Decoding reverses the encoding process:

1. **Header Parsing:** Extract field metadata, compression settings
2. **Stage 2 Decompression:** LZ4/ZSTD decompression if used
3. **Stage 1 Decoding:** Field-specific decoding using appropriate decoders
4. **Point Reconstruction:** Assemble decoded fields into output pointcloud

## Key Design Decisions

### Compression Effectiveness
- **Delta encoding** exploits spatial coherence in pointclouds (nearby points have similar coordinates)
- **Varint encoding** efficiently handles small deltas (common in coherent data)
- **Quantization** removes precision beyond sensor accuracy (1-10mm for typical LiDAR)
- **SIMD processing** accelerates the most common case (XYZ coordinates)

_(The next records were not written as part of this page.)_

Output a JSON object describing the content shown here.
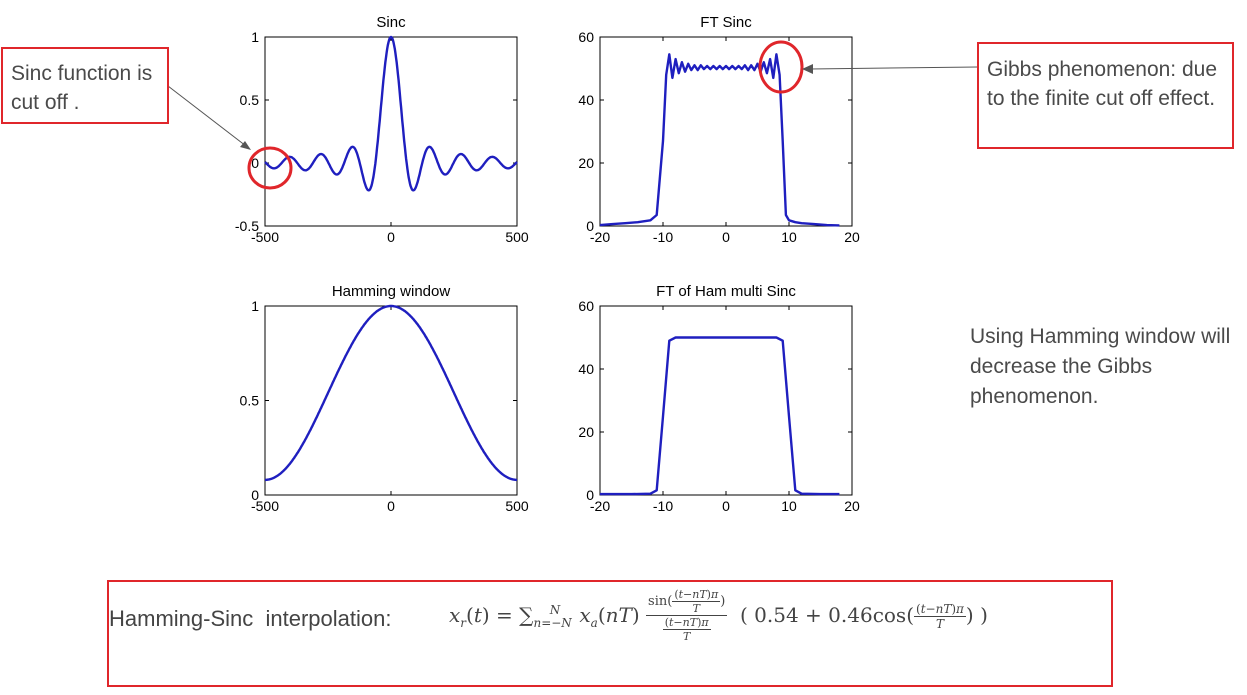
{
  "chart_data": [
    {
      "id": "sinc",
      "type": "line",
      "title": "Sinc",
      "xlim": [
        -500,
        500
      ],
      "ylim": [
        -0.5,
        1
      ],
      "xticks": [
        "-500",
        "0",
        "500"
      ],
      "yticks": [
        "-0.5",
        "0",
        "0.5",
        "1"
      ],
      "series": [
        {
          "function": "sinc",
          "x_range": [
            -500,
            500
          ],
          "zero_spacing": 62,
          "peak": 1.0,
          "color": "#1f1fbf"
        }
      ]
    },
    {
      "id": "ft_sinc",
      "type": "line",
      "title": "FT Sinc",
      "xlim": [
        -20,
        20
      ],
      "ylim": [
        0,
        60
      ],
      "xticks": [
        "-20",
        "-10",
        "0",
        "10",
        "20"
      ],
      "yticks": [
        "0",
        "20",
        "40",
        "60"
      ],
      "series": [
        {
          "color": "#1f1fbf",
          "x": [
            -20,
            -18,
            -16,
            -14,
            -12,
            -11,
            -10,
            -9.5,
            -9,
            -8.5,
            -8,
            -7.5,
            -7,
            -6.5,
            -6,
            -5.5,
            -5,
            -4.5,
            -4,
            -3.5,
            -3,
            -2.5,
            -2,
            -1.5,
            -1,
            -0.5,
            0,
            0.5,
            1,
            1.5,
            2,
            2.5,
            3,
            3.5,
            4,
            4.5,
            5,
            5.5,
            6,
            6.5,
            7,
            7.5,
            8,
            8.5,
            9,
            9.5,
            10,
            11,
            12,
            14,
            16,
            18
          ],
          "y": [
            0.3,
            0.6,
            0.9,
            1.2,
            1.8,
            3.5,
            27,
            48,
            54.5,
            47,
            53,
            48.5,
            52,
            49,
            51.5,
            49.5,
            51,
            49.5,
            51,
            49.8,
            50.8,
            49.8,
            50.8,
            49.8,
            50.8,
            49.8,
            50.8,
            49.8,
            50.8,
            49.8,
            50.8,
            49.8,
            51,
            49.5,
            51,
            49.5,
            51.5,
            49,
            52,
            48.5,
            53,
            47,
            54.5,
            48,
            27,
            3.5,
            1.8,
            1.2,
            0.9,
            0.6,
            0.3,
            0.2
          ]
        }
      ]
    },
    {
      "id": "hamming",
      "type": "line",
      "title": "Hamming window",
      "xlim": [
        -500,
        500
      ],
      "ylim": [
        0,
        1
      ],
      "xticks": [
        "-500",
        "0",
        "500"
      ],
      "yticks": [
        "0",
        "0.5",
        "1"
      ],
      "series": [
        {
          "function": "hamming",
          "x_range": [
            -500,
            500
          ],
          "color": "#1f1fbf"
        }
      ]
    },
    {
      "id": "ft_ham",
      "type": "line",
      "title": "FT of Ham multi Sinc",
      "xlim": [
        -20,
        20
      ],
      "ylim": [
        0,
        60
      ],
      "xticks": [
        "-20",
        "-10",
        "0",
        "10",
        "20"
      ],
      "yticks": [
        "0",
        "20",
        "40",
        "60"
      ],
      "series": [
        {
          "color": "#1f1fbf",
          "x": [
            -20,
            -15,
            -12,
            -11,
            -10,
            -9,
            -8,
            -6,
            -4,
            -2,
            0,
            2,
            4,
            6,
            8,
            9,
            10,
            11,
            12,
            15,
            18
          ],
          "y": [
            0.3,
            0.3,
            0.4,
            1.5,
            25,
            49,
            50,
            50,
            50,
            50,
            50,
            50,
            50,
            50,
            50,
            49,
            25,
            1.5,
            0.4,
            0.3,
            0.3
          ]
        }
      ]
    }
  ],
  "annotations": {
    "sinc_cutoff": "Sinc function is cut off .",
    "gibbs": "Gibbs phenomenon: due to the finite cut off effect.",
    "hamming_note": "Using Hamming window will decrease the Gibbs phenomenon."
  },
  "formula": {
    "label": "Hamming-Sinc  interpolation:",
    "text": "x_r(t) = Σ_{n=-N}^{N} x_a(nT) · [sin((t−nT)π/T)] / [(t−nT)π/T] · ( 0.54 + 0.46cos((t−nT)π/T) )"
  },
  "colors": {
    "line": "#1f1fbf",
    "highlight": "#e0262b",
    "axis": "#000000",
    "note_text": "#4a4a4a"
  }
}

### Performance Optimizations
- **Vectorized operations** using SSE4.1 intrinsics for x86_64
- **Branch prediction hints** for common cases (no NaNs, valid data)
- **Memory layout awareness** with aligned data structures
- **Single-pass processing** with streaming interface

### Robustness
- **Magic header** with version identifier ("CLOUDINI_V02")
- **Self-describing format** with embedded field metadata
- **NaN handling** with special encoding (value 0 reserved)
- **Error checking** for compression/decompression failures

## Data Format Structure

```
[MAGIC_HEADER] [WIDTH] [HEIGHT] [POINT_STEP] [ENCODING_OPT] [COMPRESSION_OPT]
[FIELD_COUNT] [FIELD_1_METADATA] ... [FIELD_N_METADATA] [COMPRESSED_DATA]
```

## Algorithm Characteristics

- **Compression Ratio:** Typically 40-85% size reduction vs raw data
- **Speed:** Faster than LZ4/ZSTD alone due to preprocessing effectiveness
- **Precision:** Configurable quantization with recommended 1mm resolution
- **Compatibility:** Works with standard pointcloud formats (PCL, ROS)
- **Scalability:** Processes millions of points efficiently

This algorithm represents a domain-specific compression approach that leverages pointcloud data characteristics for superior performance compared to general-purpose compression alone.